Nacha Canvas en cambio propone un paisaje de lo incierto, de lo frágil, de lo que arrastra el viento, de lo que amontona el tiempo. O quizás solo sea una certeza, la única posible: cuando ya no estemos más acá y ya no quede nada sólo habrá arcilla, fruto milenario, perenne y precioso de la tierra. En la sala oscura, un plástico contiene restos de pequeñísimos pedazos craquelados del material adherido a una piel que se derrumba y que cae por fuerza propia. En la sala principal, una gran instalación de polvo de arcilla apenas peinada por la artista pareciera evocar a los períodos de formación geológica, a los paisajes de un desierto, a las placas tectónicas, al interior de una montaña. En las paredes, obras realizadas en arcilla cocida pegada sobre tela y levemente coloreadas con pigmentos construye geografías diminutas y fragmentadas que de algún modo se convierten en mapas escolares de provincias, ciudades y poblados inventados, de llanuras y pampas, de mesetas y relieves olvidados.
Las obras de Jorge Pomar son en cambio un paisaje intermedio. Algo así como un limbo entre lo pesadamente mundano y lo armonioso y sereno del mundo espiritual y celestial. En la sala principal, el artista recrea el gesto de tomar las arcadas propias de la arquitectura de Munar para cerrar puertas que abren a otras dimensiones. Esas arcadas textiles son tapias de un lado y cielo del otro, como si fuese una puerta a derribar para poder salir a jugar.
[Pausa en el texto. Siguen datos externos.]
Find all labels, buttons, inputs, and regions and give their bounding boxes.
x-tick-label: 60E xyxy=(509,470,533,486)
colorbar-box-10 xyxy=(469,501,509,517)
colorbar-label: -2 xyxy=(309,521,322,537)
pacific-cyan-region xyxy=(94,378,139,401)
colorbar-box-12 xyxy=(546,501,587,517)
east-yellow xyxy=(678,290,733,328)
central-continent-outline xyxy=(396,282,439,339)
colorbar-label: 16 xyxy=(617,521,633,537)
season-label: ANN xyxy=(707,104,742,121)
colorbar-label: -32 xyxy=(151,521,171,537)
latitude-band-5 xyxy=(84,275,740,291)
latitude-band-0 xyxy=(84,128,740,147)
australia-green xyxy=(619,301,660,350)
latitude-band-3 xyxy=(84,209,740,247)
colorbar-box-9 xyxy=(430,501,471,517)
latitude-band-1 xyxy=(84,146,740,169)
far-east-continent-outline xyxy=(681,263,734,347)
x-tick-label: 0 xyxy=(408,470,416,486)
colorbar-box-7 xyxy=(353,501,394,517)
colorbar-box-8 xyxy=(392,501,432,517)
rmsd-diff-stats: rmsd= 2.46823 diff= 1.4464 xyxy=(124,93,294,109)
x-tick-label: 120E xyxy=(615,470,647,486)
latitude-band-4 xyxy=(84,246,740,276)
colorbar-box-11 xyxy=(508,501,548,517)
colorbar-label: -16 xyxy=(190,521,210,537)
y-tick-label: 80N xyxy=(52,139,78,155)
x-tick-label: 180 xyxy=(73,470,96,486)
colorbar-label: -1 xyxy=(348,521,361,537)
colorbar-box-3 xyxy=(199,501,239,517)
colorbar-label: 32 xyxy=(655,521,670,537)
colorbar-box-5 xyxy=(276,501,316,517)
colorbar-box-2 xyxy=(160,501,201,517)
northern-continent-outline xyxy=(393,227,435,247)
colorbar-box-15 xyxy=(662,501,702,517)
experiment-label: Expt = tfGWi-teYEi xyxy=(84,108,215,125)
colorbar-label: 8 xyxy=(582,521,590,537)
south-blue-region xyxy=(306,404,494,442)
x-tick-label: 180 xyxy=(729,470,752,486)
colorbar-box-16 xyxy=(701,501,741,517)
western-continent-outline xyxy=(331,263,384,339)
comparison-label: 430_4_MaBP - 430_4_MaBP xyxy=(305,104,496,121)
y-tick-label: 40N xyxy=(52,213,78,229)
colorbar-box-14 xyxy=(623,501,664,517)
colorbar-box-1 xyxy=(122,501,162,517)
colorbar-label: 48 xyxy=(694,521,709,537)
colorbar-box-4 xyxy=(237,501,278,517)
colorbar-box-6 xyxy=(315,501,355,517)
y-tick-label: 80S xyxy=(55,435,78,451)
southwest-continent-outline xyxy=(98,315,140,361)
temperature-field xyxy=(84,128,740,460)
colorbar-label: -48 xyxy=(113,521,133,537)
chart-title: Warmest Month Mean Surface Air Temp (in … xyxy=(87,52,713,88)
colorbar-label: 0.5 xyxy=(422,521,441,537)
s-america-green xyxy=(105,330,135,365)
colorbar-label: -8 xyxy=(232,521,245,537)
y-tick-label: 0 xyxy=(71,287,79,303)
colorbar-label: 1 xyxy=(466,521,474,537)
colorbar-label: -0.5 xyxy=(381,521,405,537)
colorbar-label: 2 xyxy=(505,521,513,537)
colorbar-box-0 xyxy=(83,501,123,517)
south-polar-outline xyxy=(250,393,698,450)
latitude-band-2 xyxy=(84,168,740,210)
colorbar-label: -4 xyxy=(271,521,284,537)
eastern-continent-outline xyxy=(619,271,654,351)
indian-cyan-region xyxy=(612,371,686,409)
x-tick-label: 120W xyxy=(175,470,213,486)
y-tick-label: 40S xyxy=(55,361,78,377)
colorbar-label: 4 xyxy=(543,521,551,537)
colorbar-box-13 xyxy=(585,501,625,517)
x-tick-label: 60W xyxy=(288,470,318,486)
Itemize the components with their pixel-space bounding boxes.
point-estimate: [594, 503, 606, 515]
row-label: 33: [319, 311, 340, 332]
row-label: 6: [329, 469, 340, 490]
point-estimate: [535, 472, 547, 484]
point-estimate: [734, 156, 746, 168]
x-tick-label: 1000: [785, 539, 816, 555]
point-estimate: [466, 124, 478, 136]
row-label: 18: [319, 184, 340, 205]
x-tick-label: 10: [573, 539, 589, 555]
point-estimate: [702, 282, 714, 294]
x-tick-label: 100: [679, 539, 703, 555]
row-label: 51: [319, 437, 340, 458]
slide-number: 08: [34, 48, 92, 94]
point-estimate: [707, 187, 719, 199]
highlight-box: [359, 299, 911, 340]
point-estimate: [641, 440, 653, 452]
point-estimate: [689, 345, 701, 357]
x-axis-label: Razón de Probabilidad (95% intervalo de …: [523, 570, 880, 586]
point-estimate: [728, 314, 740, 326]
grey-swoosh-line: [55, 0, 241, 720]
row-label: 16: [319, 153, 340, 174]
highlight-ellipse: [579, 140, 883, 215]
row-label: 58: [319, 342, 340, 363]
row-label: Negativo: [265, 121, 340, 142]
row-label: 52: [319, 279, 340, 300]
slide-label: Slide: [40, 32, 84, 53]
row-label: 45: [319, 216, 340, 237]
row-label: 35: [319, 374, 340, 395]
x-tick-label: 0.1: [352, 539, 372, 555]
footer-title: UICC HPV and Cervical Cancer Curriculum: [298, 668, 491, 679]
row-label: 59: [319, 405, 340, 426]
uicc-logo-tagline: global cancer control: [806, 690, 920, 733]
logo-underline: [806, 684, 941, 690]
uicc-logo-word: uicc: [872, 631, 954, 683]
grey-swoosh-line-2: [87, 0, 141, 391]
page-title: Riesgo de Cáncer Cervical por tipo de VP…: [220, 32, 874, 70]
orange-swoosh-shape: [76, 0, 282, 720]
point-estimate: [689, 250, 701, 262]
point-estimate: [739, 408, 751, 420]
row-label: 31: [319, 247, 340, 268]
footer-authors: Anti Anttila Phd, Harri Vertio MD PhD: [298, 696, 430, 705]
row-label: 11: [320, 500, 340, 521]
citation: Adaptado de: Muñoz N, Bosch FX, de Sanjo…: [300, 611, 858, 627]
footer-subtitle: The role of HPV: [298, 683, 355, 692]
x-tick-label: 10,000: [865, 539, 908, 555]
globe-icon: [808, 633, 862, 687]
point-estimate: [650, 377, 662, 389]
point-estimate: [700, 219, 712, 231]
En una de sus caras las paredes tienen las marcas e inscripciones de la calle, del barrio, de una comunidad de graffiteros que toma como lienzos a las paredes de ladrillos. Ese gesto de llenar estas tapias de tags de sus colegas es -desde un costado autobiográfico-una evocación a su historia personal y a su modo de ser artista y – desde una mirada global- una forma de construir una genealogía y un boceto de una historia del arte urbano. En la sala pequeña, en cambio, reformula la operación y la sintetiza, presentándonos ladrillos reales forrados en ladrillos textiles sobre unos pedestales de nubes que se elevan hacia otros universos, proponiendo nuevas formas de pensar el vínculo entre la tierra y el cielo.
Flandria es la posibilidad de un país imaginario, de re-crear paisajes nuevos y otras formas de asociativismos. Flandria es la añoranza de un tiempo, una fábrica olvidada, el barrio que nos crió, el sueño de una vida construida colectivamente. Flandria es la infancia que ya se nos fue, la memoria de un pueblo, los recuerdos de provincia, las manos manchadas con arcilla. Flandria es una apuesta, en tiempos mecanizados, por el poder sagrado del oficio del artista.